A system that can be bent this easily was already bent.
When “Strong Institutions” Turned Out to Be Fragile
For years, the United States was held up—especially to its allies—as a model of institutional resilience. The message was always reassuring: the guardrails will hold. The courts will intervene. Norms will protect the system from its worst impulses.
What the Trump years revealed is how much of that confidence rested on assumption rather than enforcement.
Much of democratic governance, it turns out, depends on good faith. On people choosing not to push too hard. On shared agreement about what shouldn’t be done, even if it technically can be.
Trump didn’t respect those unwritten rules. And when he ignored them, the response was often slower, weaker and more hesitant than many expected. Not because safeguards didn’t exist, but because they were never designed to be tested this aggressively.
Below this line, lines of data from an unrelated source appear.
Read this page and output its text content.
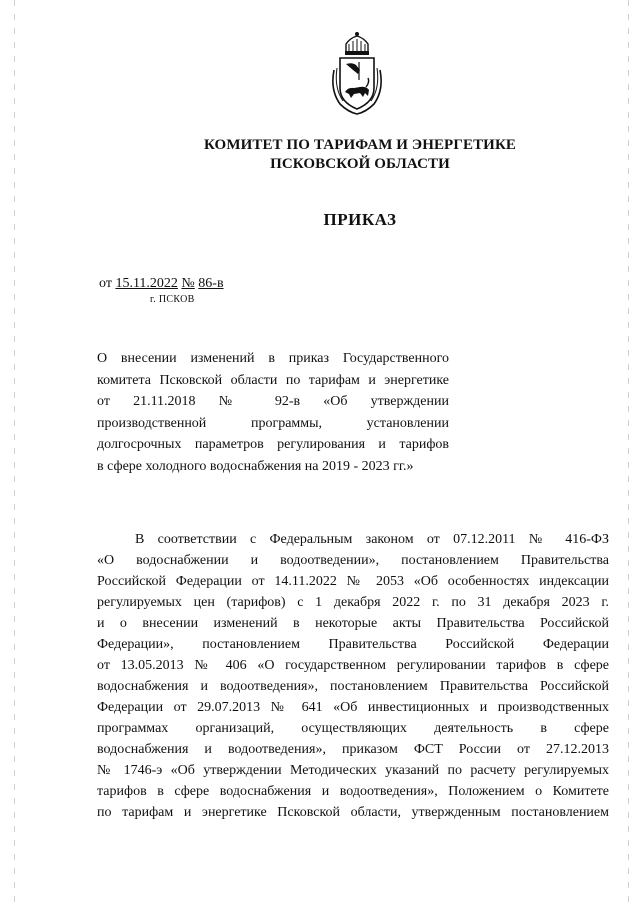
КОМИТЕТ ПО ТАРИФАМ И ЭНЕРГЕТИКЕ
ПСКОВСКОЙ ОБЛАСТИ
ПРИКАЗ
от 15.11.2022 № 86-в
г. ПСКОВ
О внесении изменений в приказ Государственного
комитета Псковской области по тарифам и энергетике
от 21.11.2018 № 92-в «Об утверждении
производственной программы, установлении
долгосрочных параметров регулирования и тарифов
в сфере холодного водоснабжения на 2019 - 2023 гг.»
В соответствии с Федеральным законом от 07.12.2011 № 416-ФЗ
«О водоснабжении и водоотведении», постановлением Правительства
Российской Федерации от 14.11.2022 № 2053 «Об особенностях индексации
регулируемых цен (тарифов) с 1 декабря 2022 г. по 31 декабря 2023 г.
и о внесении изменений в некоторые акты Правительства Российской
Федерации», постановлением Правительства Российской Федерации
от 13.05.2013 № 406 «О государственном регулировании тарифов в сфере
водоснабжения и водоотведения», постановлением Правительства Российской
Федерации от 29.07.2013 № 641 «Об инвестиционных и производственных
программах организаций, осуществляющих деятельность в сфере
водоснабжения и водоотведения», приказом ФСТ России от 27.12.2013
№ 1746-э «Об утверждении Методических указаний по расчету регулируемых
тарифов в сфере водоснабжения и водоотведения», Положением о Комитете
по тарифам и энергетике Псковской области, утвержденным постановлением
That should concern anyone who still believes democracy is self-correcting.
Dropping the Pretence Abroad
From a European perspective, Trump’s foreign policy was often described as a rupture. An abandonment of international norms. A rejection of multilateralism and international law.
But here, too, the substance mattered less than the style.
Long before Trump, international law was applied selectively. Military interventions were justified after the fact. Civilian harm was regretted rhetorically and absorbed politically. Strategic interests quietly outweighed legal or moral consistency.
Trump didn’t invent this behaviour. He simply stopped pretending otherwise.
By speaking openly in transactional terms—about alliances, defence, influence—he stripped away the language that had long softened these realities. What remained was uncomfortable, but not unfamiliar. Especially to those outside the US who had experienced American power less as principle and more as pressure.
When Right and Wrong Became Optional
This is where, I think, the real damage began — long before Trump ever entered political life.
At some point, we collectively accepted that principles could be applied selectively. That international law could be invoked when convenient and ignored when inconvenient. That occupation, domination, or the denial of self-determination could be tolerated in one context and condemned in another.
You cannot argue, with credibility, that some people may live indefinitely without sovereignty while others must never be ruled against their will. You cannot claim to defend universal values while treating them as conditional. Once right and wrong become negotiable, they cease to function as principles at all.
From Europe, this inconsistency has been visible for decades. And once it takes hold, it corrodes everything: trust between nations, faith in institutions, belief that justice is anything more than a slogan.
Selective morality does not stay contained. It teaches leaders that power outranks principle, and citizens that rules bend for the strong and harden for the weak. The result is not order, but erosion.
What we are witnessing now does not feel sudden. It feels like the delayed consequence of choices long made.
Capitalism Without the Apology
Trump also removed the politeness from capitalism’s relationship with power. Economic interest was no longer carefully balanced against public responsibility in official language. It was prioritised openly.
Deregulation, environmental policy, corporate advantage—these were framed as obvious goods, not moral trade-offs.
Again, this was not new. But it was no longer disguised as necessity or inevitability. For many watching from Europe, it echoed patterns already visible closer to home: money shaping policy, influence masquerading as expertise, democracy bending toward capital while insisting nothing fundamental had changed.
The Temptation to Return to “Normal”
As the political temperature cools, there is a strong desire—on both sides of the Atlantic—to return to normal. To restore the language of decency. To believe that the danger has passed because the tone has improved.
I understand that impulse. But I don’t trust it.
Normal is what allowed these weaknesses to deepen quietly over decades. Normal relied on restraint rather than accountability, on image rather than structure.
A system that only works when everyone behaves well is not a strong system. It is a courteous one.
An Exposure We Should Not Waste
I don’t believe Trump intended to reveal anything. But he did.
He exposed how thin democratic guardrails can be. How conditional international law often is. How deeply money shapes political outcomes. And how quickly institutions prioritise stability over principle when truly challenged.
Trump did not create these realities. He made them harder to deny.
The danger now is not simply his possible return, but the broader lesson being ignored. If the response is merely to replace one figure and restore better manners, then nothing essential has been learned.